Immaculate conception mishap:


#1

So my local parish has only two masses today. One in English one in Spanish. Normally, English Saturday Vigil is at 7 so I was gonna go. But for today Spanish is at seven and English is at 5. I missed the English mass. Should I go to Spanish mass? I don’t much Spanish. Maybe enough to say 5 or 6% of the mass


#2

You don’t need to know the language. Just say what you can (are there Spanish hymnals?) so you can make the obligation.


#3

Okay, what if I get lost?


#4

If you’ve been to Mass before, you should be able to identify which part of the Mass is going on by seeing who’s where, even if you don’t understand anyone. Is there someone standing at the pulpit? You’re either in the Liturgy of the Word or you’re at the very conclusion of the Mass (when announcements are made, at least in my parish). If the priest is standing at the altar and isn’t just passing by it, you’re probably in the Liturgy of the Eucharist. You can guess where you are based on:

Whether the gifts have been brought up yet
If the priest is holding either the chalice or a host
If you’re standing, sitting or kneeling

If all else fails, just follow the lead of everyone around you.


#5

Oh my I’m so dumb. Facepalm


#6

Don’t be hard on yourself, especially once you get in there. You might want to bring notes just in case since it can be a bit disorienting when the only language you hear is one you don’t know.


#7

Yeah, sorry I was only thinking about the words. I should be able to recognize by the actions. I am only in Spanish 2 at public school so. The only words I know that are religious I learned via Google.


#8

It will give you a new appreciation for how hard it is to participate in a liturgy that is not in your native tongue.


#9

You just need to knoe “que la paz este con usted” when the time comes. :slight_smile:


#10

I go to Spanish Mass frequently. I speak very little Spanish. I understand a few words like Lord, God, Brothers and Sisters, and Mother of God.
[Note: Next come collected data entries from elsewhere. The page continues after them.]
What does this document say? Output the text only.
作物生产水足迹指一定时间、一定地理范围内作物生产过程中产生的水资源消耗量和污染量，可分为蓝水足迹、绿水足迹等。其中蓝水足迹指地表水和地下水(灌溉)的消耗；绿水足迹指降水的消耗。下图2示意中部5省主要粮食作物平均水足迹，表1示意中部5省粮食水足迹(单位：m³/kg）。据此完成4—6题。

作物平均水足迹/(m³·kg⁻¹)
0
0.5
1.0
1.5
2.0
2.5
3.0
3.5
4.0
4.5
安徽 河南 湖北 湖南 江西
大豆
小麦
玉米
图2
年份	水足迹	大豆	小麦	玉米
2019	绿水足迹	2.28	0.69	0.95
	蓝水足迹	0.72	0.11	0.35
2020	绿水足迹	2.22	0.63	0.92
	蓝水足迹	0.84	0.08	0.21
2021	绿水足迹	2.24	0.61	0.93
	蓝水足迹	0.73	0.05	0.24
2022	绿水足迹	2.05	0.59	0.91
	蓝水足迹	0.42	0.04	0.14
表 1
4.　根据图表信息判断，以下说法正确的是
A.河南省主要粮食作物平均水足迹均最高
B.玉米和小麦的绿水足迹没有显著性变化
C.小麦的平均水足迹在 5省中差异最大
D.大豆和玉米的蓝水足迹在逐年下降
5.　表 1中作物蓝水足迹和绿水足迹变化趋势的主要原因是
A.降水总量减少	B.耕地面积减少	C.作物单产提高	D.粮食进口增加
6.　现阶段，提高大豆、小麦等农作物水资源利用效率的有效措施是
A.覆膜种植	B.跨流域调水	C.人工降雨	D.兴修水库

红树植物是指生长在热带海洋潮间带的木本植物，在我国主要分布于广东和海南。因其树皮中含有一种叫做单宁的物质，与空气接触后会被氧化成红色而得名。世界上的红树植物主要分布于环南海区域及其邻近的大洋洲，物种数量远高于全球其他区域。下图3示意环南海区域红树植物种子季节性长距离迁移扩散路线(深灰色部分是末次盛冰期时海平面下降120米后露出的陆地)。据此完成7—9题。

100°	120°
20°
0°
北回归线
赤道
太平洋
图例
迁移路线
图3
A Mass is a Mass. I’ve been to Masses in English, Latin, Spanish, Czech, Dutch, Portuguese, and the hodgepodge of languages they use at Fatima. I only speak English, a good bit of Church Latin, and some French. Go to the Spanish Mass. Jesus will be there just the same and the Consecration will look the same.


#11

Its in ten and my ride is smoking so I might not go. I was starting to get excited. I actually like HDO


#12

Enjoy the Mass in Spanish! Jesus will be there in the Eucharist waiting for you.


#13

Sprechst du Deutsch, Freund?

Off topic, I bet a German Mass would be interesting for a non-speaker.


#14

I went but ended up getting lost and the missal was confusing. So I just sat saying nothing except “paz contigo” and “creo en un solo dios”. And they all we staring, laughing, and discretely pointing at the white guy who can’t say mass in Spanish at 90 wpm.


#15

I think you’re paranoid.

I don’t think i’ve ever seen Spanish Mass around here, but I have heard Polish Mass, Croatian Mass and Slovak Mass, and no one ever said a word even though I know less of those languages than you know of Spanish.


#16

More likely they were proud and happy you came. At least that is my experience when gringos show up for la misa.

Sometimes we are misinterpreted as making fun of non Spanish speakers. It’s hard for many who speak no English but would like to say welcome (bienvenidos).

At least this is my experience of Spanish Masses is various parts of the southern US. So allow me to say welcome, please come again, and it’s nice to meet you.


#17

That’s I think the case for many of the language minorities in America.

If the OP just smiles and gives a traditional Spanish greeting like :“hey ese, wassup holmes” he should have no problem.


#18

Really? I somehow doubt this given that when I attend crowded Spanish Masses as the only “white person” there, I am ignored except for when a couple people smile and wish me “la paz” at the sign of peace.

It is also not necessary to pray along in the given language. I simply say my English prayers very softly under my breath.


#19

I have a friend who regularly attends daily mass in Vietnamese. She doesn’t know a word of Vietnamese, yet she and her children are welcomed with open arms. We are Catholics first, and language speakers second.

Honestly, nobody cares if the person next to them even says the prayers at all, unless they’re shouting them twice as loud as anyone else in the church.


#20

I don’t know about that, after the big hullabaloo when President Trump and the First Lady were caught not reciting the Apostles Creed at President Bush’s funeral.

Although as a general rule, you are probably correct.